Com a maior incidência e sofisticação das investidas cibernéticas baseadas em IA generativa, muitos dos sinais de alerta nos quais as empresas costumavam confiar caíram por terra. E-mails de phishing, por exemplo, antes frequentemente repletos de erros de grafia ou frases inadequadas, agora são indistinguíveis de mensagens genuínas. Isso eleva a probabilidade de um funcionário cair numa armadilha e comprometer os sistemas da empresa, além de colocar em xeque as defesas tradicionais, como firewalls, software antivírus básico e monitoramento manual.
Inércia consciente
O mais preocupante de tudo isso é que muitas empresas decidem apenas ignorar esses riscos. De acordo com um estudo, 62% dos líderes de cibersegurança acreditam que o setor não está preparado para lidar com ataques cibernéticos impulsionados por IA, mas 77% das companhias nem cogitaram ajustar seus orçamentos de segurança para lidar com isso.
Essa resignação, além de custar potencialmente caro, não é uma consequência necessária. A IA, enquanto tecnologia, não é exclusivamente danosa. Se por um lado ela capacita os invasores, por outro ela fornece ferramentas mais eficazes de proteção e prevenção de ataques. Sistemas baseados em IA, por exemplo, podem analisar rapidamente o tráfego de rede, detectando anomalias e respondendo automaticamente a ameaças. Mas para essas ferramentas serem adotadas, é preciso investimento e comprometimento – duas coisas nas quais as empresas não parecem interessadas.
Estratégias necessárias
Para mudar esse quadro e proteger efetivamente os sistemas corporativos, as empresas devem adotar algumas medidas básicas. Abaixo estão as principais sugestões dos especialistas.
1. Usar uma VPN
Ao adotar a política de uso de redes virtuais privadas (ou VPN), as empresas conseguem criptografar a conexão de internet de seus funcionários, protegendo os dados da empresa contra violações e interceptações, especialmente durante o trabalho remoto. As VPNs adicionam uma camada crítica de segurança, ocultando endereços IP e reduzindo a exposição a ataques baseados em rede.
2. Investir em treinamento de funcionários
O fator humano continua sendo um dos pontos mais vulneráveis em qualquer estratégia de segurança cibernética.
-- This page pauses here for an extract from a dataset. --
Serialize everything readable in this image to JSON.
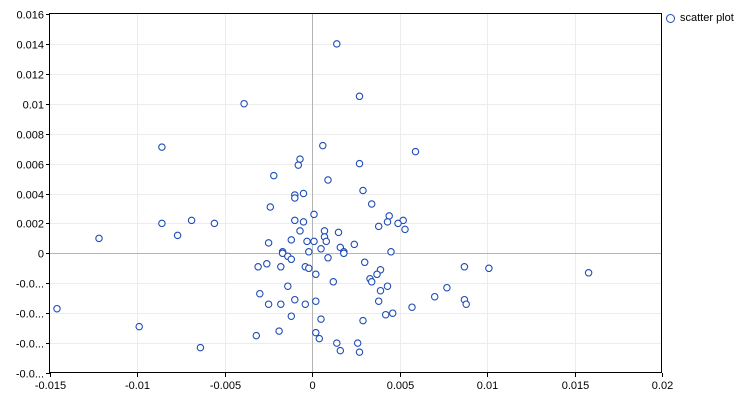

Treinamentos regulares e atualizados sobre comportamento seguro na internet e detecção de técnicas maliciosas, como phishing e engenharia social, podem reduzir drasticamente a probabilidade de ataques bem-sucedidos.
3. Empregar a IA para o bem
Assim como os cibercriminosos estão usando a IA, as empresas também podem. Ao investir em plataformas de segurança que usam aprendizado de máquina para detectar ameaças em tempo real, os sistemas de defesa corporativos podem sinalizar comportamentos incomuns, isolar dispositivos infectados e prevenir violações antes que elas se agravem.
4. Realizar auditorias de segurança regulares
É fundamental avaliar os sistemas da empresa com frequência. Isso permitirá identificar (e corrigir) pontos fracos, softwares desatualizados ou vulnerabilidades. Esse processo não precisa ser caro. Existem provedores de segurança especializados em pequenas empresas que oferecem serviços eficientes e a custos reduzidos.
Independente do tamanho, todas as empresas precisam se engajar nessas medidas protetivas. No contexto atual, é urgente que a era da “inércia consciente” acabe. Se os gastos são uma preocupação, há sempre alternativas mais econômicas. O mais importante é levar em consideração que, não importando os investimentos, os prejuízos financeiros decorrentes de uma violação serão sempre maiores.